Um zwei Uhr erreichen wir Moramanga und nur etwas später sitze ich in einem dieser engen Busse und warte, bis er voll ist. Kuschelige fünf Sitze in einer Reihe. Ein Kind schreit wie am Spieß. Nach knapp einer Stunde geht es los und nach einer weiteren erreichen wir Andasibe. Ich latsche ins Restaurant der Lodge und jemand grüßt mich von der Seite. Cool, das ältere Paar aus dem Kirindy Forest ist auch da. Wie klein doch die Welt ist. Gleich mal etwas plauschen. Ich fasse den Zimmerschlüsel aus und richte mich etwas ein. Kein WLAN, kein Handyempfang. Das WLAN im Restaurant funktioniert zwar, aber es gibt nur manchmal seeeehr langsames Internet. Soviel zu meinem Plan, ein paar Dinge zu erledigen. 

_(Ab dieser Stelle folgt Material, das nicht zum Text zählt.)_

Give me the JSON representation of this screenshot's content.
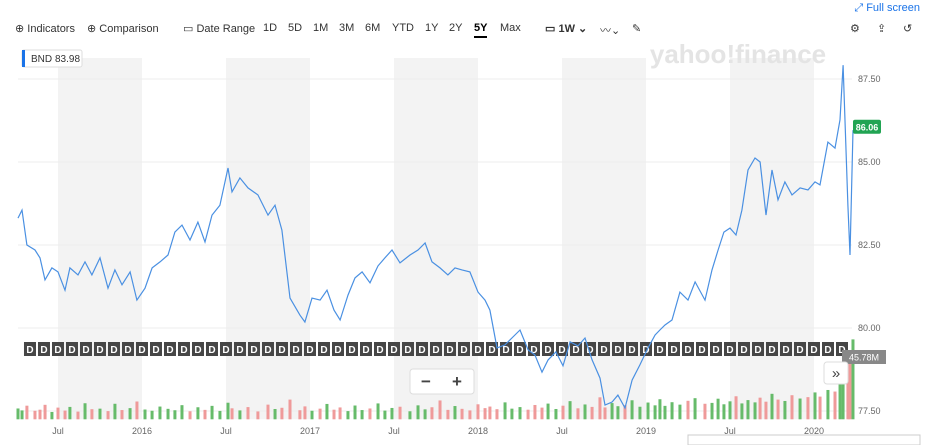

Draußen sehe ich David. Cool. Er und Leonie sind gerade angekommen und haben bereits ein Treffen mit einem Guide ausgemacht. Sie bleiben ebenfalls drei Nächte und wir wollen die Touren gemeinsam machen. Nachdem wir diese mit Olivier, unserem Guide, besprochen haben, gehen wir zur Kreuzung zum Abendessen. Es gibt köstliche Hühnersuppe und Zebu mit Reis. Das Fleisch ist der Wahnsinn. Das erste Mal, dass es so richtig schön weich ist und nicht die Hälfte zwischen den Zähnen hängen bleibt. In der Lodge gönnen wir uns noch ein Bier und ich quatsche im Anschluss mit dem älteren Pärchen. Um zehn vor zehn Uhr wird zugesperrt und ich sehe mir noch einen Film an. Vielmehr versuche ich es, denn ich schlafe dabei ein. 

Maromizaha National Park

Gestern bin ich eingepennt, ohne einen Wecker zu stellen, werde aber zum Glück rechtzeitig wach, denn bereits um halb acht Uhr kommt Oliver. Leider ist es kein gutes Erwachen, denn ich habe massives Kreuzweh und stehe kurz vorm Hexenschuss. Kein Wunder, denn das Bett hängt extrem durch. Das muss ich am Abend umbauen. Wir wollen an der Kreuzung noch Jause besorgen, doch leider hat alles geschlossen. Na dann gibt es eben nur Bananen. Sollen ja gesund sein. 😁 Wir fahren ein Stück zum Büro des Maromizaha National Park und bestellen an einem Stand Sandwiches mit Omelett, während wir die Tickets kaufen. Entgegen unserer Annahme besteht ein Sandwich aus einem ganzen Baguette. Gut, dass wir zwei Eier pro Sandwich geordert haben. Über eine schlechte Straße fahren wir mit dem Allrad zum Ausgangspunkt hoch, wo wir auf unseren Ranger treffen, der ein Stück voraus geht um die Tiere zu suchen. . 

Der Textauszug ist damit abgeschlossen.